Kemampuan menulis bagi seorang guru, sesungguhnya harus di-install jauh-jauh hari sebelum menjalani peran sebagai guru. Sebab pekerjaan guru memang bertalian erat dengan penulisan. Dari membikin administrasi kelas macam rencana pengajaran beserta konco-konconya sampai mengurusi administrasi sekolah (sebagai tugas tambahan).
Jadi ketika ada seorang guru merengek ke temannya, minta dibuatkan soal atau lebih parahnya minta kiriman file jadinya, sepintas memang terdengar aneh. Namun begitulah fakta pendidikan di Indonesia. Dan ini janganlah buru-buru dianggap sebagai potret buram pendidikan. Perlu pisau kajian yang mampu membelah sampai ke urat-urat terkecil dari problema pendidikan tersebut.

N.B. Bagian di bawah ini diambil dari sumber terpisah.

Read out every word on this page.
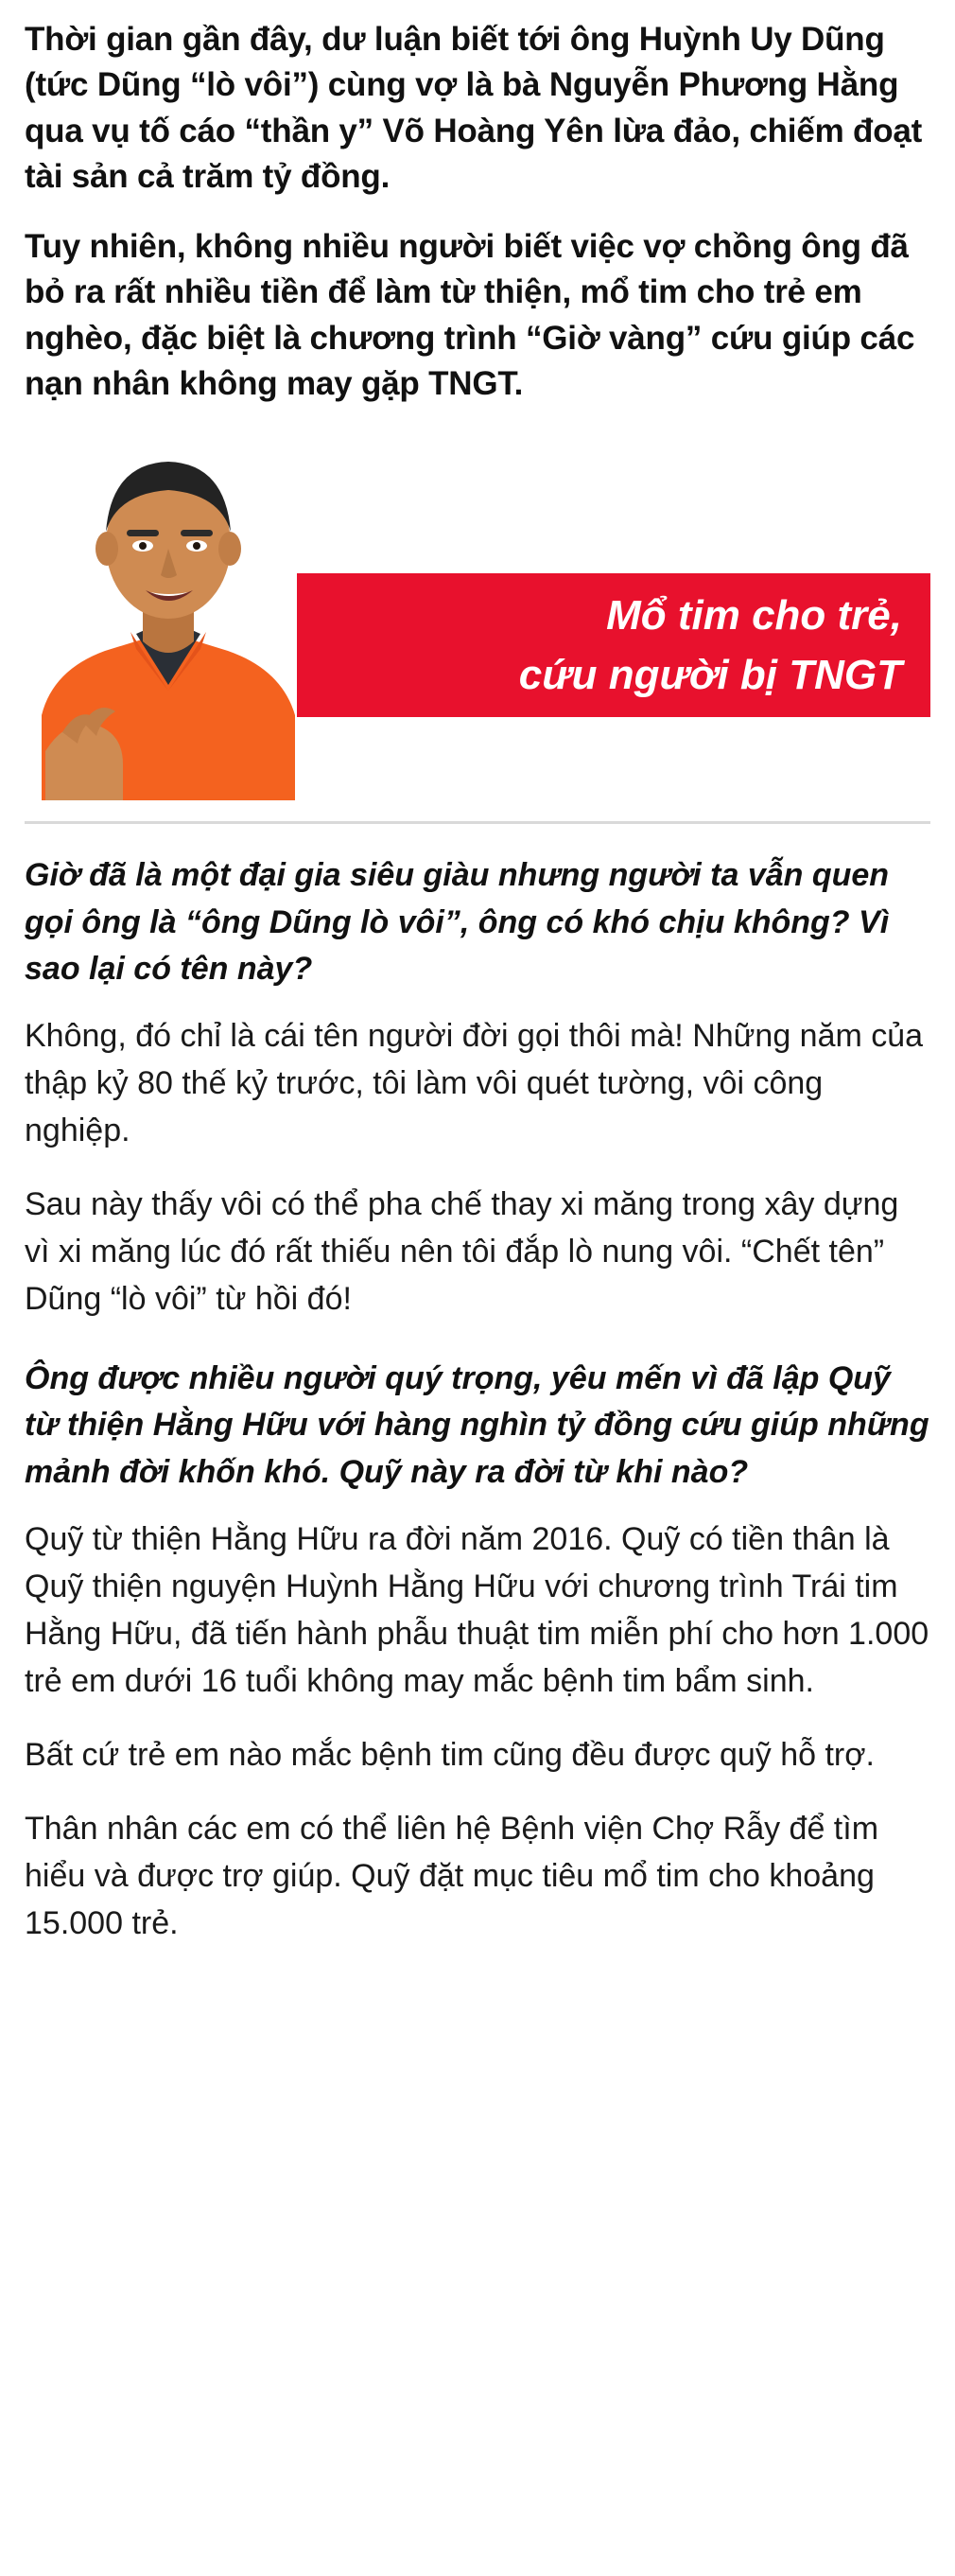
Thời gian gần đây, dư luận biết tới ông Huỳnh Uy Dũng (tức Dũng “lò vôi”) cùng vợ là bà Nguyễn Phương Hằng qua vụ tố cáo “thần y” Võ Hoàng Yên lừa đảo, chiếm đoạt tài sản cả trăm tỷ đồng.

Tuy nhiên, không nhiều người biết việc vợ chồng ông đã bỏ ra rất nhiều tiền để làm từ thiện, mổ tim cho trẻ em nghèo, đặc biệt là chương trình “Giờ vàng” cứu giúp các nạn nhân không may gặp TNGT.

Mổ tim cho trẻ,
cứu người bị TNGT

Giờ đã là một đại gia siêu giàu nhưng người ta vẫn quen gọi ông là “ông Dũng lò vôi”, ông có khó chịu không? Vì sao lại có tên này?

Không, đó chỉ là cái tên người đời gọi thôi mà! Những năm của thập kỷ 80 thế kỷ trước, tôi làm vôi quét tường, vôi công nghiệp.

Sau này thấy vôi có thể pha chế thay xi măng trong xây dựng vì xi măng lúc đó rất thiếu nên tôi đắp lò nung vôi. “Chết tên” Dũng “lò vôi” từ hồi đó!

Ông được nhiều người quý trọng, yêu mến vì đã lập Quỹ từ thiện Hằng Hữu với hàng nghìn tỷ đồng cứu giúp những mảnh đời khốn khó. Quỹ này ra đời từ khi nào?

Quỹ từ thiện Hằng Hữu ra đời năm 2016. Quỹ có tiền thân là Quỹ thiện nguyện Huỳnh Hằng Hữu với chương trình Trái tim Hằng Hữu, đã tiến hành phẫu thuật tim miễn phí cho hơn 1.000 trẻ em dưới 16 tuổi không may mắc bệnh tim bẩm sinh.

Bất cứ trẻ em nào mắc bệnh tim cũng đều được quỹ hỗ trợ.

Thân nhân các em có thể liên hệ Bệnh viện Chợ Rẫy để tìm hiểu và được trợ giúp. Quỹ đặt mục tiêu mổ tim cho khoảng 15.000 trẻ.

Dan hal itu seharusnya menjadi konsen utama bagi semua pemangku kebijakan di setiap levelnya. Bukan diserahkan kepada kesadaran internal para guru semata. Sebab guru kita sudah berdarah-darah dalam membimbing tunas-tunas bangsa. Jika beban itu dilimpahkan sepenuhnya ke pundak mereka. Tentu kelelahan ekstrim akan mendera. Dan akibatnya bisa ditebak. Yaitu timbulnya "kemalasan berjamaah", yang terkomandoi secara gaib.

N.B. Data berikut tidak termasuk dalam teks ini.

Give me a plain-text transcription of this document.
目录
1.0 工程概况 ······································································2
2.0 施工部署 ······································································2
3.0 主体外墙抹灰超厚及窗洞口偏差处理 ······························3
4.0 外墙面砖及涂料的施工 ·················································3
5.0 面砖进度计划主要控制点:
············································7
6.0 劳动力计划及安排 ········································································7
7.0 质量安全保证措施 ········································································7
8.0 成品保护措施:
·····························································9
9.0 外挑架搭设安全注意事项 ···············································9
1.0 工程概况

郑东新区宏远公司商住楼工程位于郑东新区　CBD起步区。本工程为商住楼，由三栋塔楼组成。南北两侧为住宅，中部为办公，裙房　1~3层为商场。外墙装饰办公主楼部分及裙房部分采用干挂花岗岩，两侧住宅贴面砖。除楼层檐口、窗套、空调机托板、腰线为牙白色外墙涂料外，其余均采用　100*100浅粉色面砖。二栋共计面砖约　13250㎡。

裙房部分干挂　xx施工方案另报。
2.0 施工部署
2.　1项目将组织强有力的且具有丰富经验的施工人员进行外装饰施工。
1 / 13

Apabila sudah begini, percayalah kutukan "education-treadmill" tercipta. Kelihatannya gegas perkasa, namun tak kemana-mana. Tentu hal seperti ini, tak sudi kita alami bukan? Makanya diperlukan penumbuhan kesadaran kolektif, agar menemukan win-win solution di antara semua pihak. Tidak cuma satu pihak yang berada di situasi "asu gedhe menang kerahe".